I lied...

May 19, 2006 17:43

... but this one was just too good to pass up.

To make up for it, I'll put the story here in a cut, along with my comments.

Magazine: 'Runaway bride,' fiancé call it quits
Duluth woman's disappearance created national media frenzy

By DUANE D. STANFORD, ROSALIND BENTLEY and STEVE VISSER
The Atlanta Journal-Constitution
Published on: 05/19/06
Duluth's runaway bride and her fiancé, John Mason, may be calling it quits more than a year after she disappeared then lied about being kidnapped, according to a report on People magazine's Web site.

"I'm not confirming or denying the breakup," Jennifer Wilbanks, 33, told People on May 14. "John and I have some things to work out."

Brandon: Do we know where she was when she made this statement? Georgia? New Mexico? Fallujah?

People quoted an unnamed friend of Mason as saying, "I think John realized there were some fundamental differences in their personalities that he wasn't going to be able to deal with."

Brandon: The friend added: "The differences were things like, 'She's crazy as hell. I'm not. She's freaking bats. I'm not. She thinks the solution to cold feet is to run to New Mexico, spark a massive manhunt and then concoct a story about being sexually assaulted. I don't.'"

The magazine said Mason's father, Claude Mason, seemed relieved. "We're just glad there's a final resolution," People quoted him as saying.

Brandon: "Final resolution"? Claude, have you even been paying attention for the last year?

Attempts by the Atlanta Journal-Constitution to reach Claude Mason on Friday were unsuccessful.

A woman who answered the phone at the Mason family's Duluth medical-care business, which the 33-year-old John Mason manages, said, "He's not going to talk to you" and hung up.

Wendy Cleghorn, a Wilbanks cousin who was to have been a bridesmaid at the lavish wedding-that-wasn't, said Friday morning, "I have nothing to say right now about it." She also hung up abruptly.

Brandon: You know, normally, I don't like people who won't comment. But if I'd had to answer questions about these two for the last year, I'd probably hang up too.

Mason's uncle, Dr. Miles Mason, a prominent physician in the town of more than 22,000, said he heard rumors of a breakup but couldn't confirm it was true.
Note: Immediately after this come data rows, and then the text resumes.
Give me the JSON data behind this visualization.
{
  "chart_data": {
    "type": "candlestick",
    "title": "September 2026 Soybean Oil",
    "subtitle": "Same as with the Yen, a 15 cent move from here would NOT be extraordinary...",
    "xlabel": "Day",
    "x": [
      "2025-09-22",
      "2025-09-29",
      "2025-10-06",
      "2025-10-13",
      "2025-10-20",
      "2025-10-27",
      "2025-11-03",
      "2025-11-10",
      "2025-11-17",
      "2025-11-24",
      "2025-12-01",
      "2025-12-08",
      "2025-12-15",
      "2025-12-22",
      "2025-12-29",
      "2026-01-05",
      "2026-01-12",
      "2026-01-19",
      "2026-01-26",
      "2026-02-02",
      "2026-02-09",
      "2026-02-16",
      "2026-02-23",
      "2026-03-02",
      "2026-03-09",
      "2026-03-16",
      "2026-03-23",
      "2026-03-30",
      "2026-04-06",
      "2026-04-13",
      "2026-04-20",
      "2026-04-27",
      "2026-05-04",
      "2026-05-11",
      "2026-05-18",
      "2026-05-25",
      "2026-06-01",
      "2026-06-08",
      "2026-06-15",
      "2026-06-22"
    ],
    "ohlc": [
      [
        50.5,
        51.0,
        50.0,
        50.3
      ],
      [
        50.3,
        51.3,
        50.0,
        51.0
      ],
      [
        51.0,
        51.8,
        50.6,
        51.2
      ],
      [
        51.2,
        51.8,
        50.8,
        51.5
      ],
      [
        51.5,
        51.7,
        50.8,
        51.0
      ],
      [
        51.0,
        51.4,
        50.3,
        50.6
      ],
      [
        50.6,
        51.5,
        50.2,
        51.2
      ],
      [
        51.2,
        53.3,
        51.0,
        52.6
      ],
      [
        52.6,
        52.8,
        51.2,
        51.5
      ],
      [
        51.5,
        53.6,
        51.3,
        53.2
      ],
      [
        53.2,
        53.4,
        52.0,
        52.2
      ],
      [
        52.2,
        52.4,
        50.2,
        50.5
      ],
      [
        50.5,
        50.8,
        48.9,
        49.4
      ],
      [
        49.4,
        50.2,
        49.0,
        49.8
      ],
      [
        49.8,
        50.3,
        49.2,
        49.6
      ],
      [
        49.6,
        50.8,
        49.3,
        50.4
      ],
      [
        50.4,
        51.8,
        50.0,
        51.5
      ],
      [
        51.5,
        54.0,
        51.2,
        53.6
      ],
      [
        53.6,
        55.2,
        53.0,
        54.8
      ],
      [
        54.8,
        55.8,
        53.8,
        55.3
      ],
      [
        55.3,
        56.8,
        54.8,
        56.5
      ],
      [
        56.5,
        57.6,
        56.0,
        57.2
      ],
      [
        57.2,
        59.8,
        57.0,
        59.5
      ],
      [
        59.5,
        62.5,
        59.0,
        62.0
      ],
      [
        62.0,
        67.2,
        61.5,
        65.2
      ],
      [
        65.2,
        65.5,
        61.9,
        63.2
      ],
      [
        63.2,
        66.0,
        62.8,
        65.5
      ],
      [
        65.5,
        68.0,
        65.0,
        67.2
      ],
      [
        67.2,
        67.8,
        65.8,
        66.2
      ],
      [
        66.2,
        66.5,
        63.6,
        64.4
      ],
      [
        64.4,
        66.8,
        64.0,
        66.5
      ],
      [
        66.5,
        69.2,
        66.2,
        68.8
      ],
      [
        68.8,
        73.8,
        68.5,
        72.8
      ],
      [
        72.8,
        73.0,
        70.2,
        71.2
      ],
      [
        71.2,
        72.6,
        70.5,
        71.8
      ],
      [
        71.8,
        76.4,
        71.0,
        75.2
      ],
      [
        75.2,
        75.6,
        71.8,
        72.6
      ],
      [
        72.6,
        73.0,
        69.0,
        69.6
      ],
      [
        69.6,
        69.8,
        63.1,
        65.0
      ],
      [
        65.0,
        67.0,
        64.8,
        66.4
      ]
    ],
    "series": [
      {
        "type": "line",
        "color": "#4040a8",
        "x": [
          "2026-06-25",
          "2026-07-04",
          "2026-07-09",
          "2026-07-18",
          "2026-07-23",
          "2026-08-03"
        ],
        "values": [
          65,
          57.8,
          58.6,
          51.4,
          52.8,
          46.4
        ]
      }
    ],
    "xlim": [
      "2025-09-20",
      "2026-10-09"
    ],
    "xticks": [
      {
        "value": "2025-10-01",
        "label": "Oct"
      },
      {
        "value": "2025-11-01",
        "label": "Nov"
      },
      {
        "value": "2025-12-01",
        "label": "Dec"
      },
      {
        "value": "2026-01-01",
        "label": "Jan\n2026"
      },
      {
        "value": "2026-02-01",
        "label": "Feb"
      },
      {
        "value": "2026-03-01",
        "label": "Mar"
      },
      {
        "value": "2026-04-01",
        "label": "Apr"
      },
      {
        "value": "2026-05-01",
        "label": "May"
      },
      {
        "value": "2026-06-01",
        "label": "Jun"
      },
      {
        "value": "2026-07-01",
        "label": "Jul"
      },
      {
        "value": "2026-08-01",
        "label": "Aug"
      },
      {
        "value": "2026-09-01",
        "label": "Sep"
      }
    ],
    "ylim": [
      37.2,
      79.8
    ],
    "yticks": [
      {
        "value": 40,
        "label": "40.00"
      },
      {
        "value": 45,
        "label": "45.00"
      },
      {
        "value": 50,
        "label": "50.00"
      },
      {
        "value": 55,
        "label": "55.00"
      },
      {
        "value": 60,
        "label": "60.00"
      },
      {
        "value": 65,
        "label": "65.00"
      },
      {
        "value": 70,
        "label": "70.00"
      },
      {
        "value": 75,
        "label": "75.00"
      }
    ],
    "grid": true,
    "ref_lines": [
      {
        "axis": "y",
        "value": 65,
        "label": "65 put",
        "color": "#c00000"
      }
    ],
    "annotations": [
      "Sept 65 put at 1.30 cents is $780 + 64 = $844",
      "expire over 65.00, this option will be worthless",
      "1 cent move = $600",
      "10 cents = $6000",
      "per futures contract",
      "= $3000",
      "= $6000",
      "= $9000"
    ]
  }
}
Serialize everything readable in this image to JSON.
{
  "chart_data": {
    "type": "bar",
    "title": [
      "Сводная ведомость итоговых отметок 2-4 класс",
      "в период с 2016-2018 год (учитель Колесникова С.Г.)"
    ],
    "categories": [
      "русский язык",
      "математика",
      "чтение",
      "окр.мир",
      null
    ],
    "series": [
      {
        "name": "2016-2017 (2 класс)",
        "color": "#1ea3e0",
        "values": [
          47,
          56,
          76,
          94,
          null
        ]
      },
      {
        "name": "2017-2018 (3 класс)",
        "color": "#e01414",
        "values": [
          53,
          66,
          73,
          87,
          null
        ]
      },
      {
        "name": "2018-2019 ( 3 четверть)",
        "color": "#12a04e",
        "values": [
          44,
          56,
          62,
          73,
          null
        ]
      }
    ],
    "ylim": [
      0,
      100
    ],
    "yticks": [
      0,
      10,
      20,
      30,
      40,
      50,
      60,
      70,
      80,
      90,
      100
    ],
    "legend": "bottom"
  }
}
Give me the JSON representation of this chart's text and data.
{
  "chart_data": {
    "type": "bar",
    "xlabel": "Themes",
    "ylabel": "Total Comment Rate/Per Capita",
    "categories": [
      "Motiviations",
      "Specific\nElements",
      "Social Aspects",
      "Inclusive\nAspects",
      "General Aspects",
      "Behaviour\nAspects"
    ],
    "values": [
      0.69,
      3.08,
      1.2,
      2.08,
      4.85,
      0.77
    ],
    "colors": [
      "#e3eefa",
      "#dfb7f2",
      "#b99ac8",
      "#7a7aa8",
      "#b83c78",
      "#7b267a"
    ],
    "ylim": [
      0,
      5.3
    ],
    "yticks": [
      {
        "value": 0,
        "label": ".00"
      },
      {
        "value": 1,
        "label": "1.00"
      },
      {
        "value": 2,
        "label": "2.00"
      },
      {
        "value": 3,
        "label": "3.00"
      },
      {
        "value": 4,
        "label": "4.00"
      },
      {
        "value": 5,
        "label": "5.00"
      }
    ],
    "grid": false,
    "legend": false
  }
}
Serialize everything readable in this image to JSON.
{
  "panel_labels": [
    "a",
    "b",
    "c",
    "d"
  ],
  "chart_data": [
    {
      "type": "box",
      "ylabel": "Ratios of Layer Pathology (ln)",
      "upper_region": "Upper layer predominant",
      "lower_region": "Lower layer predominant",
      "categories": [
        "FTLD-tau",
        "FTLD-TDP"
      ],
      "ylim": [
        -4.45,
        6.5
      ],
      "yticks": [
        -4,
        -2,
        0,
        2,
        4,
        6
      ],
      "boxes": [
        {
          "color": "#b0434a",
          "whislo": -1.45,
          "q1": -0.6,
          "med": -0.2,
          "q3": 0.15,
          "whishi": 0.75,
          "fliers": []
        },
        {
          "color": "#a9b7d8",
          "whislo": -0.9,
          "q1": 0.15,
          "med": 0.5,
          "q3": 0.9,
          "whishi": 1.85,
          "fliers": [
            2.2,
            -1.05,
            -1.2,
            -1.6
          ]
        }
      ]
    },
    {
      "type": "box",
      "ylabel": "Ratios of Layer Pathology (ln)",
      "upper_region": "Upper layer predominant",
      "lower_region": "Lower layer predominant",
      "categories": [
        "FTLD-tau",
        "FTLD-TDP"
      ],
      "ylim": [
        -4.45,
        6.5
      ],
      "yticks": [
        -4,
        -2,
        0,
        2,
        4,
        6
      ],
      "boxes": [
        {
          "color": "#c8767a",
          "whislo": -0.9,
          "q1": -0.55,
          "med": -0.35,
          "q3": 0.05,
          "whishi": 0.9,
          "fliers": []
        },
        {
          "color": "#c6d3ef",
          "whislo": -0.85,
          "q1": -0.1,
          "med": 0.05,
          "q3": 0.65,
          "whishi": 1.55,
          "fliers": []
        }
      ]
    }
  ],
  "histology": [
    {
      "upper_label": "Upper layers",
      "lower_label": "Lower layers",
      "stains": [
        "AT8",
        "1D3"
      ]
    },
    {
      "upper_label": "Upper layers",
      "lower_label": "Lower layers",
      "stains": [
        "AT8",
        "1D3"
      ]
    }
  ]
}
Attempts to reach Wilbanks, Mason and Wilbanks' father, Harris Wilbanks, were unsuccessful.

Wilbanks disappeared four days before she was to wed Mason, a member of one of Duluth's most prominent families, in the presence of 14 bridesmaids, 14 groomsmen and 600 guests. At the time, friends and family discounted the possibility that pre-wedding jitters prompted her to take off. People feared the worst.

Vigils were held, mass searches took place, and then Wilbanks surfaced in Albuquerque, N.M., with a tale of being kidnapped and sexually assaulted. The story quickly unraveled under FBI questioning. She said she had been overwhelmed by the wedding and escaped. But the woman who fared so prominently and poorly in the public discourse remains largely a mystery.

Brandon: "Remains largely a mystery"? She's crazy. Whacked out. End of story.

In the year since:

• She paid Duluth $13,249, to compensate the city for the overtime that police officers and other employees accumulated searching for her.

• A Gwinnett County judge found her guilty of lying to police. In June, she was sentenced to two years of probation and 120 hours of community service.

• She was ordered to pay $2,650 in restitution to the state and still owes $1,370, as well as $50 to Gwinnett County, said Peggy Chapman, spokeswoman for the state Department of Corrections.

Wilbanks reputedly sold her story to ReganMedia for $500,000.

Brandon: That might be the saddest part of all. So many people in her family and his were worried about here and looking for her. Meanwhile, she'll get more than enough to cover her restitution and set up a nice life for herself, probably without the man she jilted. That's fair.